Francisco Miraval                                

We should all celebrate the incredible accomplishment by the European Space Agency of landing a probe on a comet. The meeting between the Rosetta space probe and comet 67P is a historical event for our knowledge of the universe and of humanity.  There are, of course, many questions still to be answered. And one of those questions is why comet 67P sings.

To say that 67P emits a sound due to its magnetic field, even if that’s the case, appears to be a superficial explanation. In fact, people have compared, with beautiful results, the sound from comet 67P with Rimsky-Korsakov's Flight of The Bumblebee. Who can’t deny that what we hear from 67P is music?

It is not just sound, it is music, as several musicians have pointed out. Our post-modern, techno-scientific mind perhaps will be unable or unwilling to accept that a comet can sing. But, why the comet sings? And if we accept that 67P is singing, should we then assume all other celestial bodies are also singing?

In ancient times, thinkers and singers, such as Pythagoras (around 600 BCE), would say: “Of course!” For them, the whole universe was singing. It was called “music of the spheres” and, according to legend, Pythagoras was able to hear that music. The idea of a cosmic symphony persisted for a long time and even in the beginning of the 17th century, Kepler, one of the “fathers” of modern astronomy, wrote about the “harmony of the worlds.”
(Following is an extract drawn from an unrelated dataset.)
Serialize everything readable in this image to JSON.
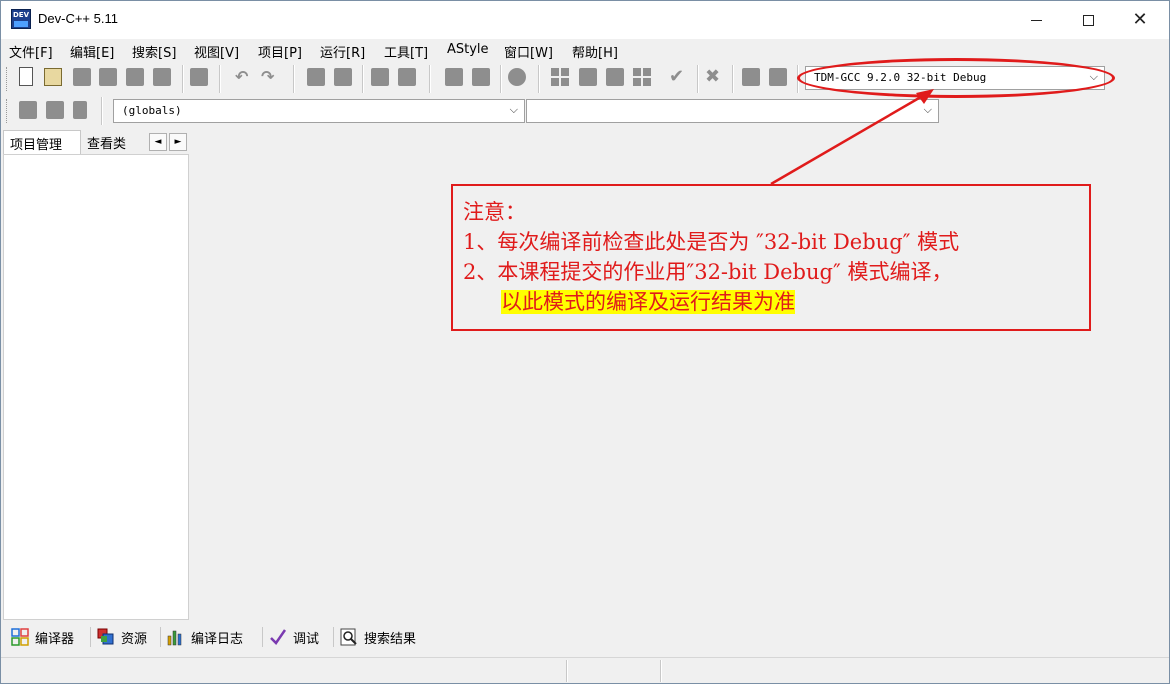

Therefore, perhaps it can be say that we have lost our ability to hear the songs of the universe. It is not that the universe is not singing. It’s that we are not listening. Perhaps, as we the sound of the rain or the tic-tac of the clock, we simply stop paying attention to that sound. Or perhaps we are now unable to perceive that sound.

But just because we can’t hear the music of the spheres we can’t assume that music doesn’t or didn’t exist. Perhaps Julian Jaynes is right when, in The Origin of Consciousness in the Breakdown of the Bicameral Mind (1975), he says the human brain changed 1000 years before Common Era and, for that reason, we can’t hear sounds our ancestors did hear.

Perhaps for a long time we were deaf to celestial music and now we are recovering (thanks to technology) the ability to listen those songs. If that’s the case, the biggest accomplishment of the Rosetta mission was not connecting us with a comet but reconnecting us with ourselves.

Even if we accept that’s the case, why is a comet singing? Perhaps that’s a ridiculous question, like asking why the sun emits light or why the wind moves. From that point of view, the comet sings because (apparently) that’s what comets do.  And the song will be sang even if nobody listens.

Paraphrasing Anthony De Mello in The Song of the Bird, the comet sings “Not because (it) has a statement, but because (it) has a song.”